Les agressions anti-musulmanes ont augmenté de 114% en Allemagne
L’Allemagne est également concernée. Le parti AfD (Alternative für Deutschland) a peu à peu délaissé son discours eurocritique pour se concentrer sur l’anti-islam et l’anti-immigration. Selon l’Alliance contre l’islamophobie, en 2023, les agressions physiques ou verbales contre les musulmans ont augmenté de 114 %.
Cette vague islamophobe s’accompagne aussi d’une recrudescence des actes de violence. D’après un rapport de l’Agence européenne des droits fondamentaux (2024), près de la moitié des musulmans vivant dans l’Union européenne déclarent subir des discriminations au quotidien. Un rapport du Réseau européen contre le racisme précise que 81,5 % des actes islamophobes visent des femmes.
Pourtant, beaucoup de victimes ne portent pas plainte, par crainte ou manque de confiance dans les autorités.
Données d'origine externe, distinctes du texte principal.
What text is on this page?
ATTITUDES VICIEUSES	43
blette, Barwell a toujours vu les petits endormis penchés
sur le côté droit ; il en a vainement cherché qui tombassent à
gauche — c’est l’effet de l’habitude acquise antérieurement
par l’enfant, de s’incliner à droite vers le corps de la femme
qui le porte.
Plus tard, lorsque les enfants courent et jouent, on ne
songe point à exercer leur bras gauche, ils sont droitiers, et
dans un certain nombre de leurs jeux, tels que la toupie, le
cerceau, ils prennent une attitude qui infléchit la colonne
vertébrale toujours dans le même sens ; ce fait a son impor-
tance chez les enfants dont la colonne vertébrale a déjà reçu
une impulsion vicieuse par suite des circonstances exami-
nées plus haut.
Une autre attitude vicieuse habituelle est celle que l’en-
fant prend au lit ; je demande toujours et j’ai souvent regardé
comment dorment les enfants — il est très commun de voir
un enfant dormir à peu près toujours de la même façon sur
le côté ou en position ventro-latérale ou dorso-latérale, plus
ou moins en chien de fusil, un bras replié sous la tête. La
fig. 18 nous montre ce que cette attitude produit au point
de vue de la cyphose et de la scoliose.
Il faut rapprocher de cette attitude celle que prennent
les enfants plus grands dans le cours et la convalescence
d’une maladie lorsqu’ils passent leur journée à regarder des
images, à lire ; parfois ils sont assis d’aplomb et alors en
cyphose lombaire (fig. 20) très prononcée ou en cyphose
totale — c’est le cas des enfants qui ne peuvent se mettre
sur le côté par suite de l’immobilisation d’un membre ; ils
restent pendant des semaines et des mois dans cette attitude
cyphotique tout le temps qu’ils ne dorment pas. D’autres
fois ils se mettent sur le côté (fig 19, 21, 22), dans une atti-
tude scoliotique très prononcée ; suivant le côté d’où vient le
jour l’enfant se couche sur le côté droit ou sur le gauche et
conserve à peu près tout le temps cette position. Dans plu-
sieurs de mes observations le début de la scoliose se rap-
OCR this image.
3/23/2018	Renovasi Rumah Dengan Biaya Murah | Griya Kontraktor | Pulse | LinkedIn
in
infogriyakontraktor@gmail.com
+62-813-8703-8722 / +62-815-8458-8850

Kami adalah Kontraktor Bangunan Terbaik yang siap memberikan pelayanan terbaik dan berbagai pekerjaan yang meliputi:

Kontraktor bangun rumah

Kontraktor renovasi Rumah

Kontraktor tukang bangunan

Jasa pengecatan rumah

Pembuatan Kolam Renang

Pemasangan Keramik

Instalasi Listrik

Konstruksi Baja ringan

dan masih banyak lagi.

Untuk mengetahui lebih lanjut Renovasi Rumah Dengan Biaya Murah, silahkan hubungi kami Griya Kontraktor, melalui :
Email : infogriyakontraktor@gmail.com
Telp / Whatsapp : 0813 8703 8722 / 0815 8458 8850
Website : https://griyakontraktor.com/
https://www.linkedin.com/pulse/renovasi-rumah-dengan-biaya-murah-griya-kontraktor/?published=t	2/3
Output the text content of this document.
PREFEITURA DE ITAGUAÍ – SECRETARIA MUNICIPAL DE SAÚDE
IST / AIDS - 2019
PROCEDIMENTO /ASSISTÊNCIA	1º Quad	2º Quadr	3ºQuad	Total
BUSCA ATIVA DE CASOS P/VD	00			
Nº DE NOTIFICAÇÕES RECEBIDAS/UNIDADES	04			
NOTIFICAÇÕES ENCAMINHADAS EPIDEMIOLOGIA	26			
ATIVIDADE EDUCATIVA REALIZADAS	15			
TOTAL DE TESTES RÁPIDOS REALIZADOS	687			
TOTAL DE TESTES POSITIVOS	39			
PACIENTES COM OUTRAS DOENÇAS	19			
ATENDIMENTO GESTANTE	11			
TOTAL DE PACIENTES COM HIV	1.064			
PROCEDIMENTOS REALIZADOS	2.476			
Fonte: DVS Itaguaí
Une étude allemande indique que seulement 10 % des musulmans victimes de racisme saisissent la justice. Les femmes voilées, facilement identifiables, sont particulièrement exposées et rencontrent de grandes difficultés d’insertion professionnelle.

Une « islamophobie d’atmosphère »
Au regard de ces constats, il semble difficile d’ignorer la portée éminemment islamophobe de ces dynamiques. Il se développe également ce que certains chercheurs appellent une « islamophobie d’atmosphère », c’est-à-dire un climat dans lequel la violence à l’encontre des musulmans devient plus acceptable aux yeux d’une partie de la société.
Ce climat idéologique est alimenté par des personnalités politiques, journalistiques ou intellectuelles, qui diffusent un soupçon généralisé à l’égard des pratiques musulmanes visibles, comme le port du voile, souvent associées à tort à l’« islamisme ».